«Abfluss» von Prämiengeldern
09.07.2024 WohlenPostulat von der Mitte-Fraktion, Sprecher Harry Lütolf, betreffend Bericht Gesundheitswesen
Die Mitte des Grossen Rates nimmt sich dem Bericht des Regierungrates zum «problematischen Temporärgeschäft im Gesundheitswesen» an. Der Wohler ...
Postulat von der Mitte-Fraktion, Sprecher Harry Lütolf, betreffend Bericht Gesundheitswesen
Die Mitte des Grossen Rates nimmt sich dem Bericht des Regierungrates zum «problematischen Temporärgeschäft im Gesundheitswesen» an. Der Wohler Mitte-Grossrat Harry Lütolf verlangt als Sprecher, dass der Regierungsrat zwölf kritische Fragen beantwortet.
Der Regierungsrat wird beauftragt, auf der Grundlage von Daten der Aargauer Spitäler Sachverhalte bezüglich des Temporärgeschäftes im Gesundheitswesen zu überprüfen, abzuklären und in einem Bericht aufzuzeigen. Hierbei sollen die für den Bericht verwendeten Daten den Zustand nach der Covid- 19-Pandemie abbilden, konkret ab dem Jahr 2021. Dies ist der Auftrag, den die Mitte dem Regierungsrat stellt. Selbstredend sollen die Spitäler für ihr Mitwirken an der Erstellung des Berichtes durch den Kanton angemessen entschädigt werden.
Mit welcher Kostenentwicklung muss man rechnen?

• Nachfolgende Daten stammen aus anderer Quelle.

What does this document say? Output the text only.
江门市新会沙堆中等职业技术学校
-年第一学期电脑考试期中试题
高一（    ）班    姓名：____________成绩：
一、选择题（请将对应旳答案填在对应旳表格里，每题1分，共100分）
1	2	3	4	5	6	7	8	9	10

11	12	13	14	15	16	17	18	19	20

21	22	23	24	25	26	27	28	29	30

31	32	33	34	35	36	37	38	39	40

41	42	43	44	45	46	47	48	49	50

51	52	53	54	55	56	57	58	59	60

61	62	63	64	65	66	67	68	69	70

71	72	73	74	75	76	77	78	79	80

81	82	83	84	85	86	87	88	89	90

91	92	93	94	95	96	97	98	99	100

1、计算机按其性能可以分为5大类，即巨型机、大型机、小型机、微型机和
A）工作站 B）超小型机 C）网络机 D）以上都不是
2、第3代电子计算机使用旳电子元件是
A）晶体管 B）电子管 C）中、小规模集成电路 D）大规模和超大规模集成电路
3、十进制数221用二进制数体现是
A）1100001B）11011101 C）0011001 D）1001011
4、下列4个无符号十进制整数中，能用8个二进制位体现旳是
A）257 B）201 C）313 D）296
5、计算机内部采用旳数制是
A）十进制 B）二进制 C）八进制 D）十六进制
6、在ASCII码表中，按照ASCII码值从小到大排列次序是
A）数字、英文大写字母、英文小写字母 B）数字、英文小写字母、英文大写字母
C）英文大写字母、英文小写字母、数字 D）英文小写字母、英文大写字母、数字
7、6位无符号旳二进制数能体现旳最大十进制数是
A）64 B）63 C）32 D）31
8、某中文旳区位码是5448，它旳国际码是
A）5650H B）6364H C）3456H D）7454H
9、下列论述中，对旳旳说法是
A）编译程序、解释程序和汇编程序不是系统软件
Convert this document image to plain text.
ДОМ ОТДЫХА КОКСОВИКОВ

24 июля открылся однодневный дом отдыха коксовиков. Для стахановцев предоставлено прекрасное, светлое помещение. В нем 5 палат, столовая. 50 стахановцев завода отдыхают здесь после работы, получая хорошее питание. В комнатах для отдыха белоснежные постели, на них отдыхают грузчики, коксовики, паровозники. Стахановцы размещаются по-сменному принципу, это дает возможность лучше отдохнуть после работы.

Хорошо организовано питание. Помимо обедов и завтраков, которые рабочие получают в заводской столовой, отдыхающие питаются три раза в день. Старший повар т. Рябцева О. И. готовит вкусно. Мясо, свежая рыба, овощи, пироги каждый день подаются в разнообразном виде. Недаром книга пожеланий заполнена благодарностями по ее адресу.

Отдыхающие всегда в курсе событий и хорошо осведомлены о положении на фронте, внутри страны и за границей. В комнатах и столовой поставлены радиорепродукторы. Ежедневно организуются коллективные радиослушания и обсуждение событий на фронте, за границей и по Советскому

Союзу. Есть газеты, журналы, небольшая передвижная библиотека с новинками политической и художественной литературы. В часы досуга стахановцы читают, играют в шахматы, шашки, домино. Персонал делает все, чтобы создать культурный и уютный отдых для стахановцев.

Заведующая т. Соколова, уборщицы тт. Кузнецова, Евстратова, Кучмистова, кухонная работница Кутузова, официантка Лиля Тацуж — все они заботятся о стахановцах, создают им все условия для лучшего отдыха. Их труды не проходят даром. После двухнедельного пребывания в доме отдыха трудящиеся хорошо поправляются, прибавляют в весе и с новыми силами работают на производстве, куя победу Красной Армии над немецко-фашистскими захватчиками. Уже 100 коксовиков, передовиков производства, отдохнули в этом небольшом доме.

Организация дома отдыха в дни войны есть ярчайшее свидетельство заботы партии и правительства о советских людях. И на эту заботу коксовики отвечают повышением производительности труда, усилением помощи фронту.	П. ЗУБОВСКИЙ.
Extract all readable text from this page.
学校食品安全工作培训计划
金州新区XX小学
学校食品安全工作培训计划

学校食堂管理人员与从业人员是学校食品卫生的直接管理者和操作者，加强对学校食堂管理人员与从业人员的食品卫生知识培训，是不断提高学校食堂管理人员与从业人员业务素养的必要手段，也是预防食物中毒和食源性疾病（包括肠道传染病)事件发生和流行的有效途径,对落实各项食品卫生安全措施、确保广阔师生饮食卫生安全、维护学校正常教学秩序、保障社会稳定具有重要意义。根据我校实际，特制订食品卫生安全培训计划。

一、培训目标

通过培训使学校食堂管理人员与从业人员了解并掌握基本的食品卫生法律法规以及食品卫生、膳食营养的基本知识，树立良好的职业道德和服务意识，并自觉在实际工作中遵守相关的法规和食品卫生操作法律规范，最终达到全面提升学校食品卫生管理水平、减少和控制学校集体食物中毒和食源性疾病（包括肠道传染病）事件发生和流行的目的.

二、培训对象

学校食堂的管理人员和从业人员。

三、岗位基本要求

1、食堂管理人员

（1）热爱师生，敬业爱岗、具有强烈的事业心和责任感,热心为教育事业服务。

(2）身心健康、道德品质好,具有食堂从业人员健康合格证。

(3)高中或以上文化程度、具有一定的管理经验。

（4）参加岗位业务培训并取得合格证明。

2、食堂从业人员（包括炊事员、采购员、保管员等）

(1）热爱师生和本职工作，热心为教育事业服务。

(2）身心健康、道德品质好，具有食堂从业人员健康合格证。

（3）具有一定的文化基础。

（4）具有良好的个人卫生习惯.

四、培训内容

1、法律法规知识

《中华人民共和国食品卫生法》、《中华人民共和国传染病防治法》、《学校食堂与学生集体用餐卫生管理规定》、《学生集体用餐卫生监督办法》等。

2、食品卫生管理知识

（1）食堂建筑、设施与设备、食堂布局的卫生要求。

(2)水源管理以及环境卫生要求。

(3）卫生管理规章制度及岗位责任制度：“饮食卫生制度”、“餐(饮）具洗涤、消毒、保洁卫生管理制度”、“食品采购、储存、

Der geforderte Bericht verlangt auch die Beantwortung von zwölf Fragen, wie beispielsweise: Welche Auswirkungen hatten die Mehrkosten für temporäres Personal auf den wirtschaftlichen Erfolg der Aargauer Spitäler in den Jahren 2021 bis 2023? Und weiter: In welchem Ausmass sind die finanziellen Defizite der Aargauer Spitäler in den Jahren 2021 bis 2023 durch diese Mehrkosten mitbedingt? Mit welcher Entwicklung der Kosten für den Einsatz von Temporärkräften muss im Aargau in den Jahren 2024 bis 2026 gerechnet werden, wenn durch den Staat keine entgegenwirkenden regulierende Massnahmen getroffen werden? Was bedeutet diese mutmassliche Entwicklung hinsichtlich der finanziellen Perspektiven für Aargauer Spitäler (mit privater oder öffentlicher Trägerschaft)?

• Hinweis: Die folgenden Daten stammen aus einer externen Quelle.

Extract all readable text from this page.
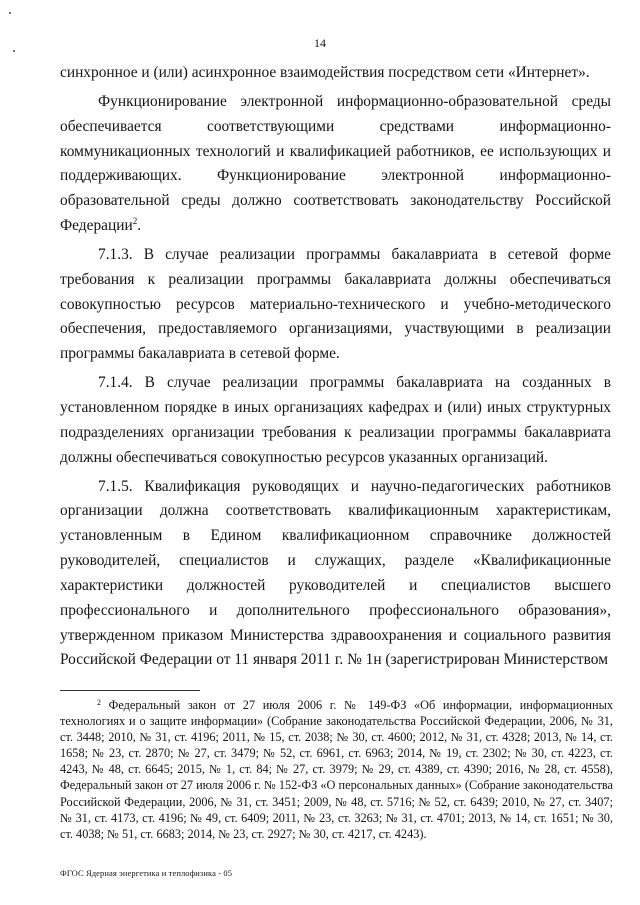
14

синхронное и (или) асинхронное взаимодействия посредством сети «Интернет».

Функционирование электронной информационно-образовательной среды обеспечивается соответствующими средствами информационно-коммуникационных технологий и квалификацией работников, ее использующих и поддерживающих. Функционирование электронной информационно-образовательной среды должно соответствовать законодательству Российской Федерации$^2$.

7.1.3. В случае реализации программы бакалавриата в сетевой форме требования к реализации программы бакалавриата должны обеспечиваться совокупностью ресурсов материально-технического и учебно-методического обеспечения, предоставляемого организациями, участвующими в реализации программы бакалавриата в сетевой форме.

7.1.4. В случае реализации программы бакалавриата на созданных в установленном порядке в иных организациях кафедрах и (или) иных структурных подразделениях организации требования к реализации программы бакалавриата должны обеспечиваться совокупностью ресурсов указанных организаций.

7.1.5. Квалификация руководящих и научно-педагогических работников организации должна соответствовать квалификационным характеристикам, установленным в Едином квалификационном справочнике должностей руководителей, специалистов и служащих, разделе «Квалификационные характеристики должностей руководителей и специалистов высшего профессионального и дополнительного профессионального образования», утвержденном приказом Министерства здравоохранения и социального развития Российской Федерации от 11 января 2011 г. № 1н (зарегистрирован Министерством

$^2$ Федеральный закон от 27 июля 2006 г. № 149-ФЗ «Об информации, информационных технологиях и о защите информации» (Собрание законодательства Российской Федерации, 2006, № 31, ст. 3448; 2010, № 31, ст. 4196; 2011, № 15, ст. 2038; № 30, ст. 4600; 2012, № 31, ст. 4328; 2013, № 14, ст. 1658; № 23, ст. 2870; № 27, ст. 3479; № 52, ст. 6961, ст. 6963; 2014, № 19, ст. 2302; № 30, ст. 4223, ст. 4243, № 48, ст. 6645; 2015, № 1, ст. 84; № 27, ст. 3979; № 29, ст. 4389, ст. 4390; 2016, № 28, ст. 4558), Федеральный закон от 27 июля 2006 г. № 152-ФЗ «О персональных данных» (Собрание законодательства Российской Федерации, 2006, № 31, ст. 3451; 2009, № 48, ст. 5716; № 52, ст. 6439; 2010, № 27, ст. 3407; № 31, ст. 4173, ст. 4196; № 49, ст. 6409; 2011, № 23, ст. 3263; № 31, ст. 4701; 2013, № 14, ст. 1651; № 30, ст. 4038; № 51, ст. 6683; 2014, № 23, ст. 2927; № 30, ст. 4217, ст. 4243).

ФГОС Ядерная энергетика и теплофизика - 05
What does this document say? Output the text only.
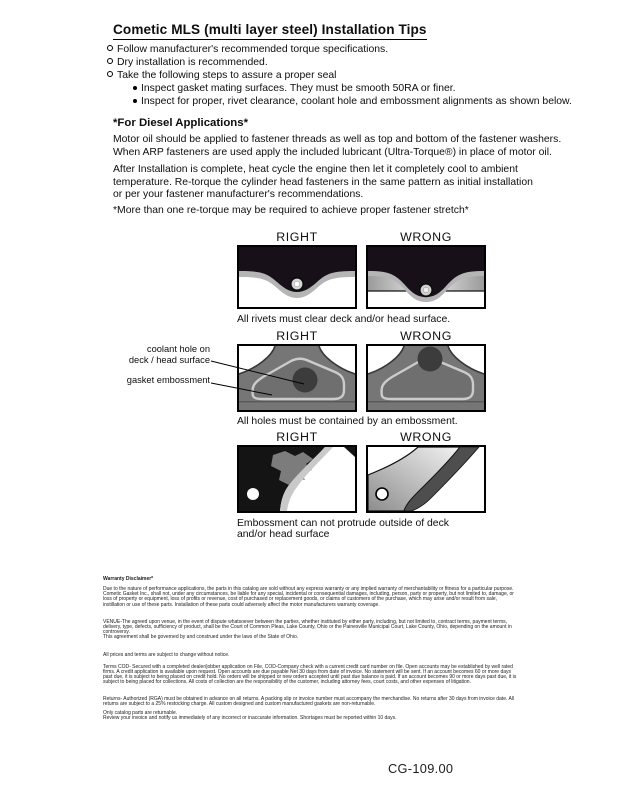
Cometic MLS (multi layer steel) Installation Tips
Follow manufacturer's recommended torque specifications.
Dry installation is recommended.
Take the following steps to assure a proper seal
Inspect gasket mating surfaces. They must be smooth 50RA or finer.
Inspect for proper, rivet clearance, coolant hole and embossment alignments as shown below.
*For Diesel Applications*
Motor oil should be applied to fastener threads as well as top and bottom of the fastener washers.
When ARP fasteners are used apply the included lubricant (Ultra-Torque®) in place of motor oil.
After Installation is complete, heat cycle the engine then let it completely cool to ambient
temperature. Re-torque the cylinder head fasteners in the same pattern as initial installation
or per your fastener manufacturer's recommendations.
*More than one re-torque may be required to achieve proper fastener stretch*
RIGHT	WRONG
All rivets must clear deck and/or head surface.
RIGHT	WRONG
coolant hole on
deck / head surface
gasket embossment
All holes must be contained by an embossment.
RIGHT	WRONG
Embossment can not protrude outside of deck
and/or head surface
Warranty Disclaimer*
Due to the nature of performance applications, the parts in this catalog are sold without any express warranty or any implied warranty of merchantability or fitness for a particular purpose. Cometic Gasket Inc., shall not, under any circumstances, be liable for any special, incidental or consequential damages, including, person, party or property, but not limited to, damage, or loss of property or equipment, loss of profits or revenue, cost of purchased or replacement goods, or claims of customers of the purchase, which may arise and/or result from sale, instillation or use of these parts. Installation of these parts could adversely affect the motor manufacturers warranty coverage.
VENUE-The agreed upon venue, in the event of dispute whatsoever between the parties, whether instituted by either party, including, but not limited to, contract terms, payment terms, delivery, type, defects, sufficiency of product, shall be the Court of Common Pleas, Lake County, Ohio or the Painesville Municipal Court, Lake County, Ohio, depending on the amount in controversy.
This agreement shall be governed by and construed under the laws of the State of Ohio.
All prices and terms are subject to change without notice.
Terms COD- Secured with a completed dealer/jobber application on File, COD-Company check with a current credit card number on file. Open accounts may be established by well rated firms. A credit application is available upon request. Open accounts are due payable Net 30 days from date of invoice. No statement will be sent. If an account becomes 60 or more days past due, it is subject to being placed on credit hold. No orders will be shipped or new orders accepted until past due balance is paid. If an account becomes 90 or more days past due, it is subject to being placed for collections. All costs of collection are the responsibility of the customer, including attorney fees, court costs, and other expenses of litigation.
Returns- Authorized (RGA) must be obtained in advance on all returns. A packing slip or invoice number must accompany the merchandise. No returns after 30 days from invoice date. All returns are subject to a 25% restocking charge. All custom designed and custom manufactured gaskets are non-returnable.
Only catalog parts are returnable.
Review your invoice and notify us immediately of any incorrect or inaccurate information. Shortages must be reported within 10 days.
CG-109.00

Situation hat sich «massiv» verschärft
«Die Vor- und Nachteile des Temporärgeschäftes im Gesundheitswesen werden schon seit einigen Jahren diskutiert und wissenschaftlich untersucht», schreibt die Mitte. Das Magazin «Doppelpunkt» publizierte im Jahr 2021 einen Artikel mit dem Titel «Sind Personalvermittler die Krisengewinner?» und beleuchtete darin das wachsende Temporärgeschäft im Kontext des sich zuspitzenden Fachkräftemangels im Gesundheitswesen und der Coronapandemie. Der Artikel kam zum Schluss, dass der Kostenunterschied zwischen temporären Angestellten und Festangestellten allgemein «überschätzt und von den Spitälern als zu bedrohlich dargestellt wurde». Inzwischen habe sich die Situation «massiv verschärft». Es dränge sich auf, die negativen Auswirkungen des Temporärgeschäftes mit aktuellen Daten zu beurteilen.
Die Mitte-Fraktion weiter: «Aktuell ist der Fachkräftemangel im Gesundheitswesen derart massiv, dass insbesondere Akutspitäler den Betrieb ihrer Infrastruktur ohne temporäre Mitarbeitende nicht aufrechterhalten können. Der Ertragsausfall, der durch das Schliessen von Betten, OP-Sälen oder radiologischen Grossgeräten hingenommen werden müsste, übersteigt die Mehrkosten von temporären Mitarbeitenden bei Weitem.» Aus politischer Sicht müsse mit zunehmendem Fachkräftemangel auch die Frage diskutiert werden, ob ohne den Einsatz von Temporärkräften die Versorgungssicherheit beeinträchtigt oder gar infrage gestellt wäre.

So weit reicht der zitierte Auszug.